The anti-Vietnam War effort was far from the first of its kind. Ever since Magnum’s foundation in 1947, its photographers have sought out social resistance and fights for freedom of expression in the furthest corners of the world. The resulting photographs, from Josef Koudelka’s harrowing images of the Warsaw Pact troops’ invasion of Czechoslovakia in 1968, to Bruce Davidson’s documentation of the Civil Rights movement and Bruno Barbey’s images of the Parisian student revolts of May 1968, are among the most powerful in the history of photojournalism. They represent the coming-together of ordinary people as one to stand up against the status quo.
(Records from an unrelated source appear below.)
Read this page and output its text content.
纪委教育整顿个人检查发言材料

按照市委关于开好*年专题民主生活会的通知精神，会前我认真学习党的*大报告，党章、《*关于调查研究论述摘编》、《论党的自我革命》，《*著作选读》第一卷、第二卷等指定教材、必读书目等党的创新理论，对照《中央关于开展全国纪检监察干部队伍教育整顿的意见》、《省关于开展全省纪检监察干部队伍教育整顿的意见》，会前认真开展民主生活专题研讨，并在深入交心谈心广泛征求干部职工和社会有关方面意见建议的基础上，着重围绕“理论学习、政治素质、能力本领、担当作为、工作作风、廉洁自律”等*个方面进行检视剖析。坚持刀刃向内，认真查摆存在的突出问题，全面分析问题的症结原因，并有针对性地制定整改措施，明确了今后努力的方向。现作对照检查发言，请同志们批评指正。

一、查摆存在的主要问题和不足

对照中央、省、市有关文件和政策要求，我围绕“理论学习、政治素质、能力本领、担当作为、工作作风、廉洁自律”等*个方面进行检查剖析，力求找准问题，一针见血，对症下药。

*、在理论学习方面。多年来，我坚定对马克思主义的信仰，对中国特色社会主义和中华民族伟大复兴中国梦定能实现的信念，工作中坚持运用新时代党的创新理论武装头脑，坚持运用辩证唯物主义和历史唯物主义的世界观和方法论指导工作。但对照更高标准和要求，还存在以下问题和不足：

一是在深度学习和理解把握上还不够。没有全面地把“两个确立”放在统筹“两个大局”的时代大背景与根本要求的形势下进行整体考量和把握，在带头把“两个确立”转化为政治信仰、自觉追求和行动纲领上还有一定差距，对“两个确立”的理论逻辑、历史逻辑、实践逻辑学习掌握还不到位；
Stuart Franklin’s 1989 photograph of a single man standing in front of a row of five T59 tanks in the middle of a deserted street in Beijing’s Tiananmen Square has become iconic. The image was taken during ongoing Chinese demonstrations calling for freedom of speech and an end to corruption. When he took the image, poised on a hotel balcony, Franklin thought it to be unremarkable. It wasn’t until the days which followed, while his film was making its way back to Magnum headquarters in France, that he realized how little reportage of the protests and ensuing crackdown had made it out through the media at all: with the oppressive measures taken by Chinese media, his poignant snapshot of the so-called ‘Tank Man’ was to become a monument to the freedom of expression. Franklin’s own aim, however, was far more modest. “As a photographer, the objective is to crystallize the emotion of an event and communicate that as effectively as possible,” he told The Guardian some years later. “My pictures follow the different efforts I made to come to terms with the events as they were unfolding, to tell the story even as it was changing.”
Raymond Depardon muses on the power of protest. To his mind, a photograph is only equal to its creator’s understanding of its potential impact. “I’m coming from journalism,” he once said, “but at the same time I’m tempted by poetry, politics, and maybe the idea of being a witness, a belief that you can still change things with the image.”